Social science and humanities research needs to re-appropriate the fundamentally humanist concepts of integrity and ethics
Talking about research integrity is like navigating the sea between the two mythological sea creatures from Homer’s Odyssee, named Scylla and Charybdis. In the same way that avoiding sea monsters on either side of a sea channel, requires zig-zagging, drawing the line between acceptable and contemptible in research is not straightforward. And it appears to be a much more complicated matter in the social sciences and humanities (SSH) than in the other sciences. Today, there is a clear need to reassess the principles governing SSH research to provide a solid basis for enforcing good practices and rejecting bad ones.
Different realm
One of the cornerstones of research integrity principles is to conduct research without ideological bias. However, many anthropologists, historians and sociologists have grown cautious of this approach. Instead, they prefer an “objectivation of the subjective relation to the object (of knowledge)”, as defined by sociologist, philosopher and anthropologist Pierre Bourdieu. In other words, objectively analysing the subjective approach towards the object of research. They know full well that attitudes and beliefs are unavoidably and even necessarily interfering with research in the SSH.
In practice, applying the concept of research integrity to the social sciences and humanities raises a number of questions. Isn’t SSH research, by nature, the domain of blatant misconduct? According to a recent ScienceEurope report on the topic, the definition of research integrity is: “to produce knowledge that is true, complete and unbiased by ideological, economic or political influences.” However, it may not necessarily be applicable to the SSH. What is the truth when applied to readings of literary works? Aren’t inspirational readings often rooted in ideologies and beliefs? And how is the completeness to be appreciated in, at least, certain studies of philosophy or architecture?
The magnitude of the intellectual effort required to address all of the above issues, may explain why, in many cases, the SSH have neglected introducing committees or offices for ethics in research.
There are, however, existing online recommendations specifically geared towards the SSH and even codes of conduct for research in these disciplines. Nevertheless, large parts of academia do not feel concerned. Nor have they even heard of such activities. The problem is that existing guidance covers almost exclusively “research involving human subjects,” a kind of research many SSH scholars do not practice.
Misconduct in the SSH
Still, cases of research misconduct exist in the SSH. Plagiarism is a hot subject. There are highly publicised cases of complacency PhDs awarded to politicians in Romania, for example. But this is not the only country where such practice has happened.
SSH researchers too are caught in the universal process of acceleration of academic life (see H. Rosa’s concept of “social acceleration.” They are under pressure to “publish or perish”. This, in turn, incites them to adopt questionable research practices and governance. They routinely resort to craft publications aimed at artificially inflating their CV and heighten their reputation via the use of predatory journals, double publication, parroting, unnecessary self-citation, complacent cross-citation and cronyism.
Scholars’ reluctance
Strengthening and improving evaluation methods and procedures of the SSH research is therefore of paramount importance. This will help maintain–and, in some cases, to introduce–new levels of trust and accountability in SSH research.

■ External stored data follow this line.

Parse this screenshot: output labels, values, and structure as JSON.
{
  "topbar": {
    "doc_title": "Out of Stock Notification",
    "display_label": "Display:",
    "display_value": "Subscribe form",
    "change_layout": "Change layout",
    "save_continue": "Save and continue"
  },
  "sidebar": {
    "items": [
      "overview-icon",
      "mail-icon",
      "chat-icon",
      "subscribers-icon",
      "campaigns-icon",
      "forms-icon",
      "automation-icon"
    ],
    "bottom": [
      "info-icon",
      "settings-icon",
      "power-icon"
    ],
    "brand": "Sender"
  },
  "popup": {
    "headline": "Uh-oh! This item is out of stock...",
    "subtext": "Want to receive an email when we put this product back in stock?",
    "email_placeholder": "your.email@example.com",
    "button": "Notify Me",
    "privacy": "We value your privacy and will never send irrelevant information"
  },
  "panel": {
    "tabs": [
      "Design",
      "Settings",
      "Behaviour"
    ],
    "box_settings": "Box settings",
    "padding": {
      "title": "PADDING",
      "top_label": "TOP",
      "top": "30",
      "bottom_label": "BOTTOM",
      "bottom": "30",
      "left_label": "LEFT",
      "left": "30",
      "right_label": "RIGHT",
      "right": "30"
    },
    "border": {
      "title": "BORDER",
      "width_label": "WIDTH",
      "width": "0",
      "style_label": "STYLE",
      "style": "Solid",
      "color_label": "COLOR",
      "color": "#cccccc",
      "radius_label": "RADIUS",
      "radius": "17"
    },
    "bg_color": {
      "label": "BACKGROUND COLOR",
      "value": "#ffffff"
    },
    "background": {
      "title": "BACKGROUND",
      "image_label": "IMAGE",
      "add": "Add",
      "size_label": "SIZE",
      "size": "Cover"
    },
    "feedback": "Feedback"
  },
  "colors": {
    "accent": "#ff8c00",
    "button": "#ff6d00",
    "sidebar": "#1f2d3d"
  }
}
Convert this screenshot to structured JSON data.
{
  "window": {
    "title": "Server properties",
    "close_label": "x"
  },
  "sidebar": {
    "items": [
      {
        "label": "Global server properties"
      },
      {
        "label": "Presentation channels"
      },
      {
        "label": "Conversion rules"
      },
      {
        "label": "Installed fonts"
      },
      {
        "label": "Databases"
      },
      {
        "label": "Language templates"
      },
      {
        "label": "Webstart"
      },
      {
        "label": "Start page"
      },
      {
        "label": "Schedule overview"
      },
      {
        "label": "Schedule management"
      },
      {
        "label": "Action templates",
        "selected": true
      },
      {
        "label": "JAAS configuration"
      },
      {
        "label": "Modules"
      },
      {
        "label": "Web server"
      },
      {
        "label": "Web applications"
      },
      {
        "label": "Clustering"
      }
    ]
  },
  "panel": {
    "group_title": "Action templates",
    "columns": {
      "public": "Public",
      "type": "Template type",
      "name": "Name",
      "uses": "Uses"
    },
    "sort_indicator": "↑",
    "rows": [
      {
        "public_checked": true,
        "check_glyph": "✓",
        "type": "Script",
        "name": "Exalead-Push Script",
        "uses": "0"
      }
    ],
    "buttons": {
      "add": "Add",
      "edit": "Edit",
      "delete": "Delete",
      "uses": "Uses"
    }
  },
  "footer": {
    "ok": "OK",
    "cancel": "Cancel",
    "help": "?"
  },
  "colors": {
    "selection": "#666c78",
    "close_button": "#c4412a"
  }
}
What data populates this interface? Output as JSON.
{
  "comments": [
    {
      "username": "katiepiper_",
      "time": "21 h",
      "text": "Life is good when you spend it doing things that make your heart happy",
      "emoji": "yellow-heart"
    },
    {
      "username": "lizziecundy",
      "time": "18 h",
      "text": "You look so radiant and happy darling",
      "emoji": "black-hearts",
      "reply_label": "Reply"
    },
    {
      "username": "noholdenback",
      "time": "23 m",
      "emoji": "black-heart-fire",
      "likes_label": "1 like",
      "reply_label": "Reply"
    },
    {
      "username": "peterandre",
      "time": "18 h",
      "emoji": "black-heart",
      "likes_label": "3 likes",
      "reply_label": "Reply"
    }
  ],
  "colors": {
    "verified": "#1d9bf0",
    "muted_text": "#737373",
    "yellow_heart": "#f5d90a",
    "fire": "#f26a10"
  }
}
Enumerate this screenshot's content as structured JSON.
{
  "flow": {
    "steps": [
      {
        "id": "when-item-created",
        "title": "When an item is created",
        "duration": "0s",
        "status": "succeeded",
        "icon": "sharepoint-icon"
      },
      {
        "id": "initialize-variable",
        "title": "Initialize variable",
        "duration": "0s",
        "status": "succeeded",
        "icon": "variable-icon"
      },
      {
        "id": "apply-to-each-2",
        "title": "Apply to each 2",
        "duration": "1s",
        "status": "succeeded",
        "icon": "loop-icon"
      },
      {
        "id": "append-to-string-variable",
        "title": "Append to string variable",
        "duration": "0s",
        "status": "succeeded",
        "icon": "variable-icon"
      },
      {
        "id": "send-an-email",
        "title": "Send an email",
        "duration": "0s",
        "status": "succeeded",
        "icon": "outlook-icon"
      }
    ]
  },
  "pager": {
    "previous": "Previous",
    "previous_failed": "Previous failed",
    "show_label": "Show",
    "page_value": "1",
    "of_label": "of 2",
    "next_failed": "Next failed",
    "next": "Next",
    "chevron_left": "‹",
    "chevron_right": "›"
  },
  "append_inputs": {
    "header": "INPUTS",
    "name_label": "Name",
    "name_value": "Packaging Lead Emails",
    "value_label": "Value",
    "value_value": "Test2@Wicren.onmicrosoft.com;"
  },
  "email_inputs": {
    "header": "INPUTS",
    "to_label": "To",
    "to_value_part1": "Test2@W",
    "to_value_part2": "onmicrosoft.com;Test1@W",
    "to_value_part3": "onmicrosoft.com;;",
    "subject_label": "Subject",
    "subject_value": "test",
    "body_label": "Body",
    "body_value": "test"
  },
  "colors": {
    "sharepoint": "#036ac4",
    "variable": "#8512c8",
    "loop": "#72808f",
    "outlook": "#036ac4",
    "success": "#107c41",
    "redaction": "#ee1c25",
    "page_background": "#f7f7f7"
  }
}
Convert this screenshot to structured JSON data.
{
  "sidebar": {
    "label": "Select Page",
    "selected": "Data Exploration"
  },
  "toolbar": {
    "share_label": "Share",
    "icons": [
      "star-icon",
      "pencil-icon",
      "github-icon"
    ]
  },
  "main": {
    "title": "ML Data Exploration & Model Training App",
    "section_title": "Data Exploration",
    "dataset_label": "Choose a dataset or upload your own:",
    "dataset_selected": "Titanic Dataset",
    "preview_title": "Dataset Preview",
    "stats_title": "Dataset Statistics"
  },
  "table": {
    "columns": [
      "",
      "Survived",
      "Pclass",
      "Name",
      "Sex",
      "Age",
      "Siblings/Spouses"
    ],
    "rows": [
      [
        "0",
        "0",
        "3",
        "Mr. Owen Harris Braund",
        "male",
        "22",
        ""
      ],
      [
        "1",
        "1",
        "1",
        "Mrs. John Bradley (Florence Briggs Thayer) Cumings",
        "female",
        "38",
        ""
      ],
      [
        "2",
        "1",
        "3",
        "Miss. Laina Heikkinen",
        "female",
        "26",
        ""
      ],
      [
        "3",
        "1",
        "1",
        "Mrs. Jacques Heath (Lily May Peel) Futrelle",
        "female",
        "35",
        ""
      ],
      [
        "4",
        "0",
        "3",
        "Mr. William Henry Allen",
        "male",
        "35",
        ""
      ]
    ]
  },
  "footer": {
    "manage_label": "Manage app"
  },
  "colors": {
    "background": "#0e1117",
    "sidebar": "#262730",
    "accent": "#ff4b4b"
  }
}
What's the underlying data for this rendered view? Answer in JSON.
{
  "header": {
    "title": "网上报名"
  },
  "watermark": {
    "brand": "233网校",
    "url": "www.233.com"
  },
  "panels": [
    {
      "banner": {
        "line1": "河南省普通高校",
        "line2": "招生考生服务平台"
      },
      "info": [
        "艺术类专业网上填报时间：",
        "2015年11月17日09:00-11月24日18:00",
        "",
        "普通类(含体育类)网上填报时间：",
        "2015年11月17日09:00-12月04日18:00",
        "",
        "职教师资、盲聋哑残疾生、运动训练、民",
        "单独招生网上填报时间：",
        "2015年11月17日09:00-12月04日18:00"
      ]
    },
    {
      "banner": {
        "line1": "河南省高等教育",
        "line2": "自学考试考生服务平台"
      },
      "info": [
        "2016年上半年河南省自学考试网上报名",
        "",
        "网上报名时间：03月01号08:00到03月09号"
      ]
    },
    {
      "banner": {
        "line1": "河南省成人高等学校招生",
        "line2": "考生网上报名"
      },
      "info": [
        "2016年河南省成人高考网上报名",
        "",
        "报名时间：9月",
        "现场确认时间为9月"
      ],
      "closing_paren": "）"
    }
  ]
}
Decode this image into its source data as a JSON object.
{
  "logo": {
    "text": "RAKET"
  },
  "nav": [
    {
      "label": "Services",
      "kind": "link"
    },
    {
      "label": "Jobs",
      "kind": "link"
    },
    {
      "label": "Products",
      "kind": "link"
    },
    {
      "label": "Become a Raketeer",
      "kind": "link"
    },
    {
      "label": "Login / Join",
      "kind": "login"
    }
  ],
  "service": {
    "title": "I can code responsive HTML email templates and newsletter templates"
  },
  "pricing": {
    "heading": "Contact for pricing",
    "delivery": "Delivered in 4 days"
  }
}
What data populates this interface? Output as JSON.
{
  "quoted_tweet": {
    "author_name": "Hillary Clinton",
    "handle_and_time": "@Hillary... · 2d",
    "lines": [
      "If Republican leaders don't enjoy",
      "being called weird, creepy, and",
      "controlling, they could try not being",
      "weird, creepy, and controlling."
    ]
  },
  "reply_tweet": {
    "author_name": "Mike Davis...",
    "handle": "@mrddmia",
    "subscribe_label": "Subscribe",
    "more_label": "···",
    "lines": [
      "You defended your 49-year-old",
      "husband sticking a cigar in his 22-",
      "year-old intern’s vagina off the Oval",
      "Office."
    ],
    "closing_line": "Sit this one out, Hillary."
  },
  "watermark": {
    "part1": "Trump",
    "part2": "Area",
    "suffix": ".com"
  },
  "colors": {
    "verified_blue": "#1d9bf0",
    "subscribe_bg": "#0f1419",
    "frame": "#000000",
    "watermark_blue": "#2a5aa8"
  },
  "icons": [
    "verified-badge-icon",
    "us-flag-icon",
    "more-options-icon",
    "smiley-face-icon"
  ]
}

Yet some scholars do not like the idea of being evaluated, let alone that their research integrity is placed under scrutiny.Some are concerned about the discomfort that questioning colleagues’ work brings to a professional group based on collegiality. Others argue that after all, in SSH research lives are not, in the great majority of cases, under threat. Some others may consider that a quite Don-Quixotesque attachment to honesty and personal responsibility, is unnecessary. Thus, these SSH scholars blur the message about their societal relevance and impact, mainly because they are reluctant to engage in defining an adapted understanding of research integrity and in fighting research misconduct.
Besides, there is no institutional pressure to comply with research integrity. Indeed, it is not in the interests of funders to push the issue too far, as this would inevitably lead to a more general discussion of the place given to these disciplines in national and European research funding frameworks. There, the SSH are under-considered, in spite of recent efforts for embedding SSH research in Horizon 2020 funding programmes.
Suggested solutions
Overcoming the reluctance of SSH researchers towards adopting good practice in research integrity requires a thorough understanding of the ways the SSH generate knowledge. We also need to assess the underlying representations of quality among SSH scholars.In addition, we need to find the most adapted metrics for evaluation of SSH research, taking into account the specificity of dissemination practices. This is precisely what the European Network for Research Evaluation in the SSH (ENRESSH) aims to accomplish, by coordinating research projects across Europe.
ENRESSH has been recently launched as a European Cooperation in Science and Technology (COST) Action, dedicated to support the SSH research and to improve its evaluation. As such, ENRESSH is a step towards strengthening the integrity of European research as a whole. It also represents a call to all SSH researchers to better appropriate the ethics agenda. After all, ‘integrity’ and ‘ethics’ are fundamentally humanist concepts.
Ioana is a senior lecturer in French literature at the University of Grenoble-Alps, France, and she is the Chair of the ENRESSH COST Action.